Looking out of my kitchen windows I can currently see that the leaves from my beautiful Maple and Pecan trees are starting to fall. The hot, humid days of summer are giving way to crisp, cool, throw-an-extra-blanket-on-the-bed nights days. And this change could not come soon enough for me!
But with all this splendorous natural beauty comes the Fall allergy season. A time of year that often leaves me running for kleenex more often than not! And if you’re anything like me, you may feel like your allergies are starting sooner this year, it’s because they are.
Because of climate change, and the resulting higher temperatures and increasing carbon dioxide, allows pollen-producing plants to live longer and to produce more and more mega-potent pollen. And this year, the American Academy of Allergy, Asthma & Immunology announced that the season will extend through November, rather than ending in September, as in years past.
At home, I have started on a new natural allergy-fighting path and have found that there in fact foods you eat that can help stifle your sniffling, watery eyes, and general malaise, including my favorite Fall Soup, Sweet Potato Soup with Thyme.
So, why sweet potatoes? This seasonal favorite is one of nature’s top edible antihistamines, contains large amounts of soluble Vitamin C and are rich in Omega-3 fatty acids that help reduce allergy symptoms. Beyond this, sweet potatoes are rich in quercetin, a powerful flavonoid sometimes called bioflavonoid. And diets rich in flavonoids can help reduce or eliminate your need for antihistamine medication. For maximum effect, sweet potatoes should be consumed throughout the year or at least begin two months before your symptoms typically flare up each Fall.
Sweet potatoes are also rich in carotenoids. A naturally occurring pigment, largely responsible for the red, orange and yellow color of various vegetables and fruits, including sweet potatoes. A study from the Institute of Epidemiology in Germany found that people with high blood levels of carotenoids were at lower risk for allergic rhinitis.
In addition to sweet potatoes, this soup utilizes the natural healing properties of thyme. This ancient herb is known for its ability in treating congestion and can help ease sore throats. Thyme is also useful for helping to clear stuffy noses, coughing, reducing the effects of sinus infections, hay fever symptoms, and allergy-induced headaches as well.
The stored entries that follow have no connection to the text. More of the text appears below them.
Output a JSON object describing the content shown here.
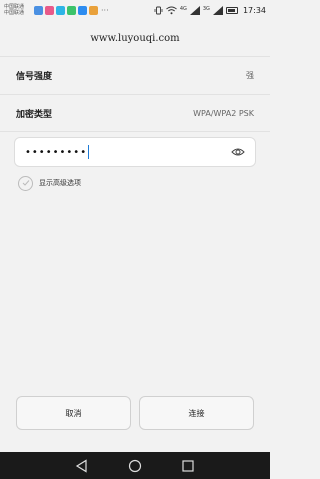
{
  "status": {
    "carrier_line1": "中国联通",
    "carrier_line2": "中国联通",
    "more": "···",
    "net_4g": "4G",
    "net_3g": "3G",
    "time": "17:34",
    "notif_colors": [
      "#4a90e2",
      "#e85a8a",
      "#2db4e6",
      "#3cc36b",
      "#2d8cf0",
      "#e9a13b"
    ]
  },
  "header": {
    "title": "www.luyouqi.com"
  },
  "signal": {
    "label": "信号强度",
    "value": "强"
  },
  "security": {
    "label": "加密类型",
    "value": "WPA/WPA2 PSK"
  },
  "password": {
    "value": "•••••••••"
  },
  "advanced": {
    "label": "显示高级选项"
  },
  "buttons": {
    "cancel": "取消",
    "connect": "连接"
  },
  "colors": {
    "cursor": "#1e7bd6",
    "nav_bg": "#1a1a1a"
  }
}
So it goes without saying that there is a lot of allergy-fighting action going on in this little bowl of soup. With this in mind, here’s how I make this awesome allergy-fighting soup:
- 1 Tbsp olive oil
- 2 medium yellow onions, chopped
- 3 large sweet potatoes, peeled and chopped
- 1/2 inch piece fresh ginger, peeled and finely chopped
- 6 cups low-sodium vegetable broth
- 1 teaspoon Fresh thyme (dried can be substituted as needed)
- Salt and pepper, to taste
- In a medium saucepan, heat oil over medium heat.
- Next, add onions to your oil, and sauté until golden and translucent.
- Now, pour in the broth and bring to boil over medium-high heat; 2-4 minutes.
- Add sweet potatoes and ginger.
- Be sure to reduce your pans heat to medium-low.
- Simmer this blend until your sweet potatoes are easily pierced with a fork (about 20 to 25 minutes).
- Purée soup in a blender or immersible hand blender, and blend until smooth.
- Season with salt and pepper to taste.
- Top with fresh thyme and serve hot.